Editorial: A Touch of Class
Middle England, middle class, the middle ground—political parties today are in a muddle over the middle. Desperate for the votes of the middle income earners, Tony Blair’s New Labour and the Tories will claim to be able to move mountains for the “middle classes”, though it remains to be seen whether the so-named grouping are really as interested in any of the main parties as the parties themselves appear to be in them.
But who are the “middle class” and what differentiates them from the workers?
The answer is nothing—or, at least nothing of any substance—for the “middle class” is really but one section of the working class of wage and salary earners. Though the so-called “middle class” is not destitute like some workers are, its basic economic position is that of the working class as a whole and it is their status as workers that really shapes these peoples’ concerns—wages and salaries versus profits for the few and pay-outs for the fat cats; improved conditions of work rather than speed-ups and lay-offs; the worries over indebtedness, loans and mortgages as opposed to the opulence of those who can live off rent, interest and profits without doing any work.
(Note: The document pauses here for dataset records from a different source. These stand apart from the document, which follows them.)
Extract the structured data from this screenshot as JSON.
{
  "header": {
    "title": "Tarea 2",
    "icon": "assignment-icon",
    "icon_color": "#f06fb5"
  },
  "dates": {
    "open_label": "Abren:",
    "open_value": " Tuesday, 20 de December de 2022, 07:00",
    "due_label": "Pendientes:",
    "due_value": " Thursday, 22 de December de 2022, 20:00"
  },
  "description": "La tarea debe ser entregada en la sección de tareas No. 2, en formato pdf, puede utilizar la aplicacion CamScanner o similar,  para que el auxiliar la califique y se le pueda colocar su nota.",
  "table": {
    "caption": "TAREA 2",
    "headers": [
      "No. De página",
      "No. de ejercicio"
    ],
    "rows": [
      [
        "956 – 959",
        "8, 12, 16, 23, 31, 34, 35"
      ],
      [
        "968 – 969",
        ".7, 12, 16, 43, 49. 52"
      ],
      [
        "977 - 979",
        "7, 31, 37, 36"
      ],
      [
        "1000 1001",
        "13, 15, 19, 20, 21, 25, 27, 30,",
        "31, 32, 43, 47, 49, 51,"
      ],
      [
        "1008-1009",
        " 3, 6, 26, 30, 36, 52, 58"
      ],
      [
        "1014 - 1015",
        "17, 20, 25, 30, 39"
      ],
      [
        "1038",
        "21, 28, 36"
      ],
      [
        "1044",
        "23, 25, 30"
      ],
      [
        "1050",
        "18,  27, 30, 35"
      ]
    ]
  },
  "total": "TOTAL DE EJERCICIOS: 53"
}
If Tony Blair and John Major think that they can permanently shackle the better-off section of workers to capital’s viewpoint, as they would wish, then they may be in for a shock—just as Mrs Thatcher was. They can try telling the teachers, lecturers, doctors and nurses that all will be well in the land of free market competition if the middle-of-the-road lieutenants of capital are left to oversee it. But if they open their eyes the warning signs are already there from the increasing numbers who have learnt differently. The increasing numbers of the so-called “middle class” who have experienced the ruin of ruthless competition and the madness of market forces being let rip. Passing election victories notwithstanding, Blair and Major may find out soon enough that whoever plays around in the middle of the road is liable to get knocked over.